Getting Hot at The Compound

"LSP, if that's your real name, which I'm beginning to doubt," stated one expiring art philosopher, "Sort. It. Out." Fully aware of the gravity of the situation, I got on the 'phone to a church elder.

"The AC's down and the mission's looking shaky."
"What do you want me to do?"
"Pray, pray hard that the unit returns to life."
"I'm on it."


Within 30 minutes the prayer was answered, malware removed and cool, refreshing air circulating through the house. Thank God.

A Typical Buenos Aires Club Scene

In other religious news, evidence has emerged that Pope Francis worked as a Buenos Aires bouncer.
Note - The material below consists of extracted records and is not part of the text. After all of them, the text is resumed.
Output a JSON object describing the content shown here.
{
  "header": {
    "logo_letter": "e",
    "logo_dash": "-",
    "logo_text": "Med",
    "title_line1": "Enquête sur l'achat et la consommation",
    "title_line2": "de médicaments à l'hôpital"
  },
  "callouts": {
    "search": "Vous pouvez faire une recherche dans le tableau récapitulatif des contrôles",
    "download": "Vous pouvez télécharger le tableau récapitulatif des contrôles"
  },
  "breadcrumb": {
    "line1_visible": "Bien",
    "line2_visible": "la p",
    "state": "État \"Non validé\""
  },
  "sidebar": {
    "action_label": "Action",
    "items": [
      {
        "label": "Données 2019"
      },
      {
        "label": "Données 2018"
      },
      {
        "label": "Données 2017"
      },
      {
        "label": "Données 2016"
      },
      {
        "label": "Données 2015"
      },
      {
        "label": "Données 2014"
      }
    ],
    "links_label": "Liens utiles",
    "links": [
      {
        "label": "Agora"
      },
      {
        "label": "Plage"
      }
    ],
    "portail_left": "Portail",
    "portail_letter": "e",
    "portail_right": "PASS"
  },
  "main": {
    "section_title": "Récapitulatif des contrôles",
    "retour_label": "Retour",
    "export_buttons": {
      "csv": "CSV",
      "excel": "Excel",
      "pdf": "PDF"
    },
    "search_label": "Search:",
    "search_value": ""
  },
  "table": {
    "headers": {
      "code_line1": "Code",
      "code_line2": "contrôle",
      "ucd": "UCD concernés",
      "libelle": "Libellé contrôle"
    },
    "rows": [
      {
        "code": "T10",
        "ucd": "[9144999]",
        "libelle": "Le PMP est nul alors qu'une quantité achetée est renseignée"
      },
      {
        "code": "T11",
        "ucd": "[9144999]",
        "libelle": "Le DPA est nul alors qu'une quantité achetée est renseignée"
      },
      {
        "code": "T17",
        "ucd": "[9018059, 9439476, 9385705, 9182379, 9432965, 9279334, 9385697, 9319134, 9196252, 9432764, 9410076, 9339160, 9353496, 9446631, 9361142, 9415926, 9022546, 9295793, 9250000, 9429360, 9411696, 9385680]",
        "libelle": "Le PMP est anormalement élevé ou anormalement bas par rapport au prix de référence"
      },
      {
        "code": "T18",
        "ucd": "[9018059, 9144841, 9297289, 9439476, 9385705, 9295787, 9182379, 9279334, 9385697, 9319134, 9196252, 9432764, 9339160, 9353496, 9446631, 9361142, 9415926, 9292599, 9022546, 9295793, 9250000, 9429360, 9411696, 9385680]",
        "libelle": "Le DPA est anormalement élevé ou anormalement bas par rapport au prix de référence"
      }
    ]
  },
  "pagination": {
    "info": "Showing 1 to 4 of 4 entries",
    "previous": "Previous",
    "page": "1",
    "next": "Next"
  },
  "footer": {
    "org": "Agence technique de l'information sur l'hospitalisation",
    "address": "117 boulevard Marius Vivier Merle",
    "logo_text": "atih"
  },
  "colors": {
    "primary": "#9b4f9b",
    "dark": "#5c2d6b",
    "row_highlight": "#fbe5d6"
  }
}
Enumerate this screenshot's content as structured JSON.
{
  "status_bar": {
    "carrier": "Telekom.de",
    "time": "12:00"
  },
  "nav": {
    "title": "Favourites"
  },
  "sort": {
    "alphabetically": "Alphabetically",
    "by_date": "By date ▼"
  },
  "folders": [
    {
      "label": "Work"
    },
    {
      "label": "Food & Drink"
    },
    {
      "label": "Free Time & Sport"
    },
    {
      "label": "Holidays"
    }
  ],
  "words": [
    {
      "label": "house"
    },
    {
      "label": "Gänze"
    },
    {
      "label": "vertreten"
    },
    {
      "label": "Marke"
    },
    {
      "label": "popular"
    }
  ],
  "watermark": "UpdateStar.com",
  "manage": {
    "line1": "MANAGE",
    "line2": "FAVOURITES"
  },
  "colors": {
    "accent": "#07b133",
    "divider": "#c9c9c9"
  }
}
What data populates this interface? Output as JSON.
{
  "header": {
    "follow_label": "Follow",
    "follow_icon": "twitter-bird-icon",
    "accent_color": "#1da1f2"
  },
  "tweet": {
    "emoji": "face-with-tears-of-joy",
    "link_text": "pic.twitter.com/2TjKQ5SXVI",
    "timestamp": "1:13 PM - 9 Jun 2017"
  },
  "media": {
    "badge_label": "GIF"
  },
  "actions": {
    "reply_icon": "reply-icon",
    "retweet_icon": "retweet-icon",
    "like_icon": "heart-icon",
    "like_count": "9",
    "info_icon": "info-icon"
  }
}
Whether Archbishop Justsin Welby, leader of the Worldwide Anglican Non Communion (WANC) was "on the list" is presently undetermined.

Stay tuned,



bonsai retreat said...

I wanna be on that Guest List.

LSP said...

Bonsai, I think you're on the A List.

LL said...

Blue HVAC Expert is called upon once again to save the DLC from disaster.

He will feel entitled to steal a cherry pie or a steak now.

LindaG said...

Can't live in the South without the AC. Glad to hear it is working well now, Parson. :)

LSP said...

There're no exceptions to that rule, LL. The rule of FCPs and steak.

LSP said...

It was a great relief, Linda!

Jules said...

A great art philosopher once wrote, "If you can't stand the heat, pray in the kitchen"

LSP said...

Jules, we must never underestimate the power of prayer.